I have rgb image (let's call it test.png ) and corresponding 3D cloud points (extracted using stereo camera). Now, I want to use depth information to train my neural network.
Format for 3D point cloud is
.PCD v.7 - Point Cloud Data file format
FIELDS x y z rgb index
SIZE 4 4 4 4 4
TYPE F F F F U
COUNT 1 1 1 1 1
WIDTH 253674
HEIGHT 1
VIEWPOINT 0 0 0 1 0 0 0
POINTS 253674
DATA ascii
How can I extract depth information from the point cloud and instead of using rgb image I can add one more channel for depth and use RGBD image to train my network?

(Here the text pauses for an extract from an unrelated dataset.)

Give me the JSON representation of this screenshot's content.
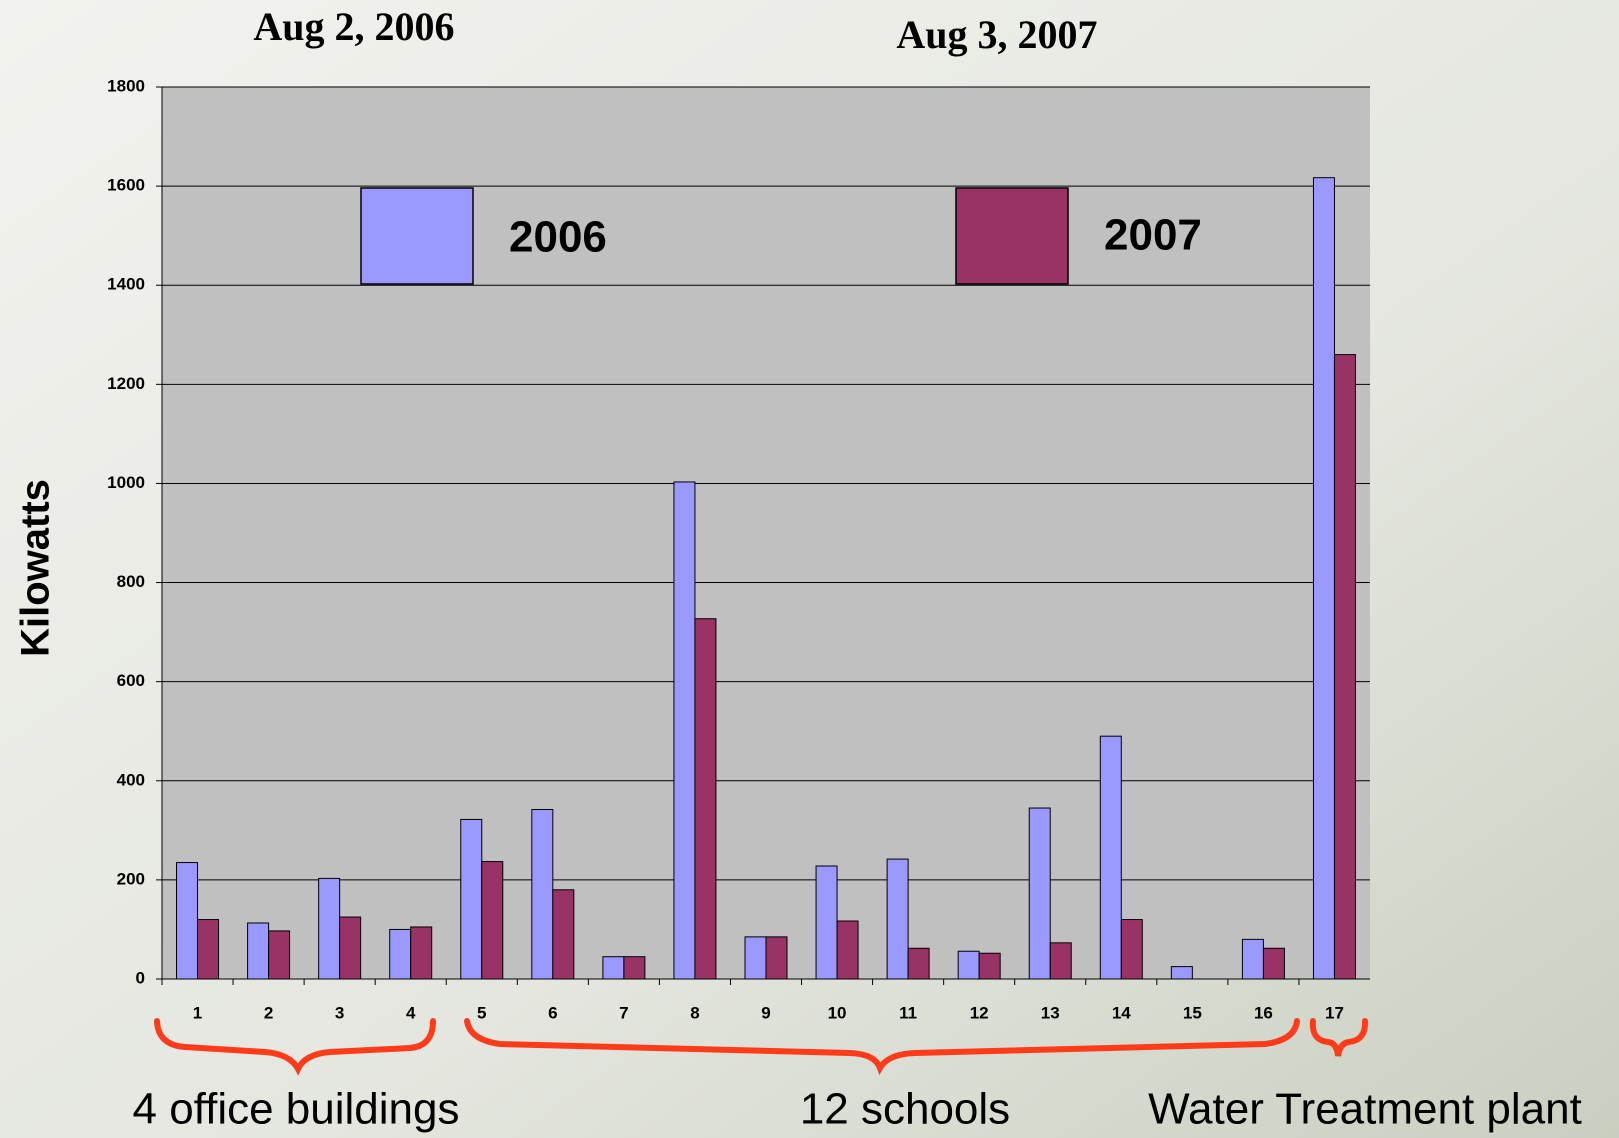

For example: point cloud information (FIELDS) for two pixels is given as:
1924.064 -647.111 -119.4176 0 25547
1924.412 -649.678 -119.7147 0 25548
According to the description, they're point in space that intersects that pixel (from test.png) has x, y, and z coordinates (relative to the base of the robot that was taking the images, so for our purposes we call this "global space"). (From the Cornell grasp dataset)
You can tell which pixel each line refers to by the final column in each line (labelled "index").
That number is an encoding of the row and column number of the pixel. In all of our images,
there are 640 columns and 480 rows. Use the following formulas to map an index to a row, col pair.
Note that index = 0 maps to row 1, col 1.
row = floor(index / 640) + 1
col = (index MOD 640) + 1